Unless you're from a wealthy family, it'll bite you to compound interest on your big debt... badly.

A fellowship year where you get paid $50k instead of $150k+ leaves a lot on the table. Interest keeps compounding.
A fellowship year that costs you (doesn't pay and/or can't pay your loan interest) gets you even further behind.
It's all monopoly money... until you actually start paying it down.
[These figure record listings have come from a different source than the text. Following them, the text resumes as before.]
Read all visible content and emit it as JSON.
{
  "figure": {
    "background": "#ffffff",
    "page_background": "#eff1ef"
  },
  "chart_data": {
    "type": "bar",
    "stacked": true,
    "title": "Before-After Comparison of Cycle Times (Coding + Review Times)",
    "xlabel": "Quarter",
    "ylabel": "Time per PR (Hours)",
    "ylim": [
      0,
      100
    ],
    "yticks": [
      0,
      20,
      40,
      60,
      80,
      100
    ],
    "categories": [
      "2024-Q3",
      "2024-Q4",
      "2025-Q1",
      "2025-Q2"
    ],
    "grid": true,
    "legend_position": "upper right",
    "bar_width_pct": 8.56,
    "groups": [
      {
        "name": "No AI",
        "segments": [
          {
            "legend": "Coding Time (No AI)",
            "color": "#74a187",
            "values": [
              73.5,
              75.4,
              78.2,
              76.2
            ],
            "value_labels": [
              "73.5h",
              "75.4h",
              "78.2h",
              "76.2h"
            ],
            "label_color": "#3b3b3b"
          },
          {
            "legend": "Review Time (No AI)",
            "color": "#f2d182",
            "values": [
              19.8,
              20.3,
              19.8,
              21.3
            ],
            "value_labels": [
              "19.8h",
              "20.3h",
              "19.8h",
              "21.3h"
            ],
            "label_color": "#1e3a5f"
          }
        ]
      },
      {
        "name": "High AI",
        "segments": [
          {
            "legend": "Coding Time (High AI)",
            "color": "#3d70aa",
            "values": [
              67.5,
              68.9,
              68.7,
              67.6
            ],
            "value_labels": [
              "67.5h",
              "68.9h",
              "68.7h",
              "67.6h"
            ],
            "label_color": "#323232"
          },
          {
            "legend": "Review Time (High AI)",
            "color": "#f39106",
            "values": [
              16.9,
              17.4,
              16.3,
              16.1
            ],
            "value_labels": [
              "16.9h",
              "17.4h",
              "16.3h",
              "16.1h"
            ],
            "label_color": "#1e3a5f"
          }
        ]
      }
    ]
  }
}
Then it is very real.

Many of us spend a decade or more paying off the borrowing years from pod school and its interest accumulated in residency.
Don't turn a decade into 1.5 or even 2 decades or more with a perma-student mentality.

As bad as it sounds, nearly every DPM has a fellowship of some sort today... pus bus year, PP fellowship, Ilizarov, mini-derm, AO, research, actual good fellowship recon year, whatever. We have so many fellowships that it's laughable. You simply won't be slapping ring frames on in many actual setups (too costly, time consuming, very hard without residency support).

If you're afraid of the job market, that's logical. But it will be there looming regardless. It's no longer any edge to do podiatry fellowship that leads to no additional cert (you said your residency training is pretty good), so just do it for self-enrichment if you choose... but don't get too much further into debt doing so. Basically, you'll face the same rugged job market regardless of fellowship podiatry training vs none. Extending training will lower your ROI, which is already not great. You want to get out there, get working, get ABFAS cert, pay off the debt asap.